On the first question, a growing number of states are considering a requirement that all ballots — regardless of how they are cast — be received by the time polls close on Election Day, rather than simply postmarked by that date. This is a reasonable standard. It aligns with a logical assumption of the rules and, importantly, it helps produce timely results. Delayed results create space for misinformation and irritate candidates and voters alike.
Clarifying ballot receipt deadlines is not enough. Equally important is allowing officials to pre-process mail ballots before Election Day — verifying signatures, confirming eligibility, and preparing ballots for tabulation — without actually counting them early. The 2020 election made the cost of restricting this painfully clear. States like Pennsylvania and Wisconsin, where officials could not begin processing until Election Day itself, watched vote counting drag on for days. This delay led to rampant rumors and misinformation, even though all ballots were legally cast. Administrators should have the tools to work efficiently, and legislatures would be wise to give them that flexibility.
Citizenship Verification and Voter ID
These two issues are frequently lumped together, but each has distinct administrative challenges.
It is already illegal for non-citizens to vote in federal elections, and voter roll audits consistently find that the number of ineligible registrants is very small, with actual attempts to vote even rarer. That said, there is genuine public interest in documented verification, and states are actively legislating on it. Arizona has long been at the forefront of citizenship verification for registration, with Utah passing legislation to adopt the Arizona model earlier this year. The key question is who bears the burden?
The best and most functional systems use existing government infrastructure — DMV databases, state and federal records — to verify citizenship on the back end, rather than placing requirements on voters at the registration desk. Rules that allow election officials to accept any valid ID that proves who someone is make the process smoother and less partisan.

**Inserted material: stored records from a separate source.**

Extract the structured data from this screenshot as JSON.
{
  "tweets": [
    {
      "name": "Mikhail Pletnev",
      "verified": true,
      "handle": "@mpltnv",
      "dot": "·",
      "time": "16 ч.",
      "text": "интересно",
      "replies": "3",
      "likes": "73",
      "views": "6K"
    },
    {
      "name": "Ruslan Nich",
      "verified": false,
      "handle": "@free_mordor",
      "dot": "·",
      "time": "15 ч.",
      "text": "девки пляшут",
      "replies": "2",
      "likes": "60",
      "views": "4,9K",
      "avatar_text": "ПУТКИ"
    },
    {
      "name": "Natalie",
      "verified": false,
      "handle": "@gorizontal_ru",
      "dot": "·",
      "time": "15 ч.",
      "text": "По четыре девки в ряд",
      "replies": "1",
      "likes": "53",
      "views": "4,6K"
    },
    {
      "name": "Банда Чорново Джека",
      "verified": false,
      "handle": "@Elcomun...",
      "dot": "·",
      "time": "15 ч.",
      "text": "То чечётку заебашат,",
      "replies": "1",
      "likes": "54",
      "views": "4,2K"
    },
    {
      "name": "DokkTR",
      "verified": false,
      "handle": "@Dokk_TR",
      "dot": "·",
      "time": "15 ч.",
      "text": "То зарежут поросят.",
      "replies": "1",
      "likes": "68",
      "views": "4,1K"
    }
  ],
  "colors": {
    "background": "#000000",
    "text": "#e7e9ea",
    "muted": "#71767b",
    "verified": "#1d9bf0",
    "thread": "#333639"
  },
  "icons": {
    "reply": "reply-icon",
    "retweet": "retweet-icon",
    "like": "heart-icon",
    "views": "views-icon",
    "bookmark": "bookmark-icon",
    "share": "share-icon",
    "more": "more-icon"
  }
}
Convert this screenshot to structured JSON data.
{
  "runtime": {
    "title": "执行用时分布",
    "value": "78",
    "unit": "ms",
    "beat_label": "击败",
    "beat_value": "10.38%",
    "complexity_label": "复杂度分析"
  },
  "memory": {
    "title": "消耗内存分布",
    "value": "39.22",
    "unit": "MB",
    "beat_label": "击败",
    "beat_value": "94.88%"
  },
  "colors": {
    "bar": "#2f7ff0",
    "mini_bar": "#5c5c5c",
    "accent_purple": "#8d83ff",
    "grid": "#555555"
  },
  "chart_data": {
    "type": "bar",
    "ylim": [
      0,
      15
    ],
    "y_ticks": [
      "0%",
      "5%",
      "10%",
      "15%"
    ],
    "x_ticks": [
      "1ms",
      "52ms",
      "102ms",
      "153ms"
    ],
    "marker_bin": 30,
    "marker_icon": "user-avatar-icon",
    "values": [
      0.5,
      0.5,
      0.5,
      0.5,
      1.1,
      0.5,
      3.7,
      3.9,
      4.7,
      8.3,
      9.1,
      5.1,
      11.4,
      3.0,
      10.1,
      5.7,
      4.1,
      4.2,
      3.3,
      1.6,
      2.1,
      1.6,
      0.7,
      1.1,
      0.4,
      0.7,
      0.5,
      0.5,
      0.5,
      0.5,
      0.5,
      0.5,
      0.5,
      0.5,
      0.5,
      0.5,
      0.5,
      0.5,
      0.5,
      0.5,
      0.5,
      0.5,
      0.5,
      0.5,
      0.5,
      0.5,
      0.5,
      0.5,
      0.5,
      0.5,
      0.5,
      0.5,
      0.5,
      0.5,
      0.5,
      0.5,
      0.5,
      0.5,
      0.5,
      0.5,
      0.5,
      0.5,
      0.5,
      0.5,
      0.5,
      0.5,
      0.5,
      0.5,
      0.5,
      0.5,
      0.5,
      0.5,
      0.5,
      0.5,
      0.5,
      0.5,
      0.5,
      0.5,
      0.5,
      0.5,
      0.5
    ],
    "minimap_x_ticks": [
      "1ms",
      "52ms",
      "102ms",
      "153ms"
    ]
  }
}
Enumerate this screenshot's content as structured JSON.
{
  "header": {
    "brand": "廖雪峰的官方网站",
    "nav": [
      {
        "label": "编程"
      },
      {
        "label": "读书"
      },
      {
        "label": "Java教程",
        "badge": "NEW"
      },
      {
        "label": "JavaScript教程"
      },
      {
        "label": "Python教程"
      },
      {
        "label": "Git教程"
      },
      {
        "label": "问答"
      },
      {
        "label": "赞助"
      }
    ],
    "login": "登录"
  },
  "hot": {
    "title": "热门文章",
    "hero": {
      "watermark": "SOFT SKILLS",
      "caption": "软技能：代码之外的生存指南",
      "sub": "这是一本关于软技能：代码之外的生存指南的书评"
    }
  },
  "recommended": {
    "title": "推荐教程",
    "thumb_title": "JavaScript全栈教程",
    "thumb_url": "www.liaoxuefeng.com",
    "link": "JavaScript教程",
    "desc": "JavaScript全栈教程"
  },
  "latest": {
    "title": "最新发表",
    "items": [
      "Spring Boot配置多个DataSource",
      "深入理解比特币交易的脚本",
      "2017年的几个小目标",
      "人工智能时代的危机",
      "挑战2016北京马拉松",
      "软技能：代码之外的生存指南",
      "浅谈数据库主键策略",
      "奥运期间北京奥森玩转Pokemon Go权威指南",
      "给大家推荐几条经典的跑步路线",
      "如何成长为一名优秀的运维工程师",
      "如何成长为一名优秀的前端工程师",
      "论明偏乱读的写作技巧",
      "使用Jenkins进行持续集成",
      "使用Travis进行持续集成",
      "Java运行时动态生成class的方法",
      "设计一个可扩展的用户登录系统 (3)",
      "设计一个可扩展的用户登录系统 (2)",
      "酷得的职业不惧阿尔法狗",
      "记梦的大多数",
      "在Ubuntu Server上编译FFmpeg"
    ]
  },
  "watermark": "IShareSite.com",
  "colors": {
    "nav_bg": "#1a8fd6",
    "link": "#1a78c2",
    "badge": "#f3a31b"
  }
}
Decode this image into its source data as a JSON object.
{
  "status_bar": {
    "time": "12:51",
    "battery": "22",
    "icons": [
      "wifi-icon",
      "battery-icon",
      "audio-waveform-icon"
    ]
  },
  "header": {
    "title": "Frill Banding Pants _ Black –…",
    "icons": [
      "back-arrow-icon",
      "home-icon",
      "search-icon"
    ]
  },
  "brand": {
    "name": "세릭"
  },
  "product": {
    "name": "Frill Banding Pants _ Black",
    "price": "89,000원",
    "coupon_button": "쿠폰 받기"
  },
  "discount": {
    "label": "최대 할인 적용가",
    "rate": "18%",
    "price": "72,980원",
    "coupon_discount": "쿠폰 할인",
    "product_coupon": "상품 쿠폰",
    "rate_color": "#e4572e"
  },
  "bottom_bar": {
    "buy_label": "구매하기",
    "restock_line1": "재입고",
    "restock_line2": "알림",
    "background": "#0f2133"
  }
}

Showing identification at the polls is also broadly popular, and 36 states have adopted some version of it. The case for voter ID is modest but real: it serves as a visible identity check that verifies the voter is who they say they are prior to granting them access to the electoral process. What it does not do, according to the evidence, is significantly suppress turnout or meaningfully reduce fraud, both of which remain rare. However, legislative efforts to excessively narrow the acceptable forms of ID, such as banning student IDs or out of state driver’s licenses, risk politicizing what should be a common sense process.
Election Certification
Certification has gone from a routine administrative step to a contested one since 2020, with more than 30 officials in various states refusing to certify results. Much of this stems from a basic misunderstanding of what certification is.
Certification merely marks the end of vote counting and allows the process to move forward. It is not an investigation, not an endorsement, and not a forum for contesting results. Those functions belong to the courts and legal processes that actually have the tools to examine evidence and issue binding decisions. When state law is vague about this, it puts administrators in an impossible position. They are asked to make judgment calls under political pressure with no clear legal guidance. Proposals that encourage officials to withhold certification based on subjective concerns about irregularities are not a check on the system, but a way of turning a routine step into a manufactured crisis.
The solution to this problem is clear: any state law should clearly spell out that certification is the administrative confirmation that counting is complete, and nothing more. One notable proposal in Virginia would clearly define an election administrator’s duties and discourage them from making rogue decisions.
Conclusion
Good policy in all three of these areas is dependent on clear, actionable direction for election administrators and minimal burden for voters. These are key to protecting the right to vote and ensuring trust in the results.




Two comments/questions:
1) Re the 2020 election, you write, " This delay led to rampant rumors and misinformation, even though all ballots were legally cast." How do you know "all ballots" were "legally cast" given the paucity of judicial rulings on the merits?
2) How does banning student IDs or out of state driver’s licenses as valid for voting purposes "risk politicizing what should be a common sense process"? The ability of an election official (e.g., election judge or clerk) to verify the validity of such purported IDs in the midst of a busy election is virtually nil. And the likelihood of such persons being legitimate voters is far greater than an in-state resident. (As a lawyer, I won an election contest in Houston that entailed thousands of voters who had such improper ID, especially in polls on and near universities.) How is it onerous or "politicized" to require a voter registered in a state also to have ID issued by that state?